Former DCMS chief returns to department having been handed a life peerage

Nicky Morgan, who quit as culture secretary and stepped down as an MP last month, has been reinstated as a life peer and handed back her DCMS brief.

Nicky Morgan

In an unprecedented move, Boris Johnson’s government has given Morgan a peerage and installed her as the only sitting member of his cabinet that is not an MP. The move was one of two revealed yesterday in a mini-reshuffle, with a larger shake-up expected in February.

There is already speculation among some political commentators that Morgan is merely a caretaker in the role and that a permanent appointment will be made in the spring.

After serving for just 104 days, Morgan became the shortest serving culture secretary ever when she stood down last month citing a desire to spend more time with her family. Her new role in the House of Lords tallies with this desire for a smaller political workload.

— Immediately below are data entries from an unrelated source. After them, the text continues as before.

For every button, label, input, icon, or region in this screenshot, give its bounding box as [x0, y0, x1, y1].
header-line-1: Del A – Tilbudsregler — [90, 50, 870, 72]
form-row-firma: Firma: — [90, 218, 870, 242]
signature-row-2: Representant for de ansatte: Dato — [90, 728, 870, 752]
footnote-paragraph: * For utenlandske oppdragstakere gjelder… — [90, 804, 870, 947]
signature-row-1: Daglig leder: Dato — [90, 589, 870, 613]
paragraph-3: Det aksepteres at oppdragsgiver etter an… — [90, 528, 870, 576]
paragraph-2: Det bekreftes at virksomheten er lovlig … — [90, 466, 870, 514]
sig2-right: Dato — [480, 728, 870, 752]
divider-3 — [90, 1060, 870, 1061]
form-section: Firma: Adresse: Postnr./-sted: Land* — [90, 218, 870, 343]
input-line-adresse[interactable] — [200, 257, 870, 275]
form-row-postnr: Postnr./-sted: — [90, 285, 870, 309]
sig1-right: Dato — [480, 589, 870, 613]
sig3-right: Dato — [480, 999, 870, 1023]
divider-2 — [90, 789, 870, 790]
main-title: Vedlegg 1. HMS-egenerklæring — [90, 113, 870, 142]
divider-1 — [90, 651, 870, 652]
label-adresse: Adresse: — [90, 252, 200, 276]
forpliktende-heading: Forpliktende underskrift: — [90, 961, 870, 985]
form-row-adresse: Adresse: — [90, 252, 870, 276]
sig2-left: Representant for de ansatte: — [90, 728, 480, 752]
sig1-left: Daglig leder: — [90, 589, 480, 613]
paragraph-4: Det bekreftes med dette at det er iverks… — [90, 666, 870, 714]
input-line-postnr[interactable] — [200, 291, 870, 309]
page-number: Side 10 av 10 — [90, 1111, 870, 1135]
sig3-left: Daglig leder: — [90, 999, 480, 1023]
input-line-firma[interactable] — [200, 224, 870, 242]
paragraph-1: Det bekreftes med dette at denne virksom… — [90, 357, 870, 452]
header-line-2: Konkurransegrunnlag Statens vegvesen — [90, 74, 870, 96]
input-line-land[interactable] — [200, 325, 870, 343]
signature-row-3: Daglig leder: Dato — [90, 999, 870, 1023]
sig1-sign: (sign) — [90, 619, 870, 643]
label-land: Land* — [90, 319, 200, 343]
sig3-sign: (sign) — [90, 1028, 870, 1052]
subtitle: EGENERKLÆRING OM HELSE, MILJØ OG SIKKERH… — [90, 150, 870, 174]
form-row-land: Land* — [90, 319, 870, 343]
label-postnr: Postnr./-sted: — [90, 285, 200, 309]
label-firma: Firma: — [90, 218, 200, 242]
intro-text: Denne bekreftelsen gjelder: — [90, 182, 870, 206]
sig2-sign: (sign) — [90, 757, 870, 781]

One of Johnson’s first moves upon his re-election was to kick-start a review into decriminalising non-payment of the licence fee, which could leave the BBC with £200m less a year.

In October, Morgan revealed that she is “open-minded” about scrapping the licence fee. Her immediate to-do-list will include updating PSB prominence legislation, contributing to Ofcom’s forthcoming PSB review and overseeing regulation to clamp down on social media firms.

Over the weekend, former culture secretary and arch-Brexiteer John Whittingdale was among the individuals linked to the role. Boris Johnson’s girlfriend, Carrie Symonds, served as his political adviser during his one-year DCMS tenure in 2015/2016.

Former shadow culture secretary Tom Watson also stood down at the election so Morgan will be facing up to a new opposite number once a new Labour cabinet has been announced.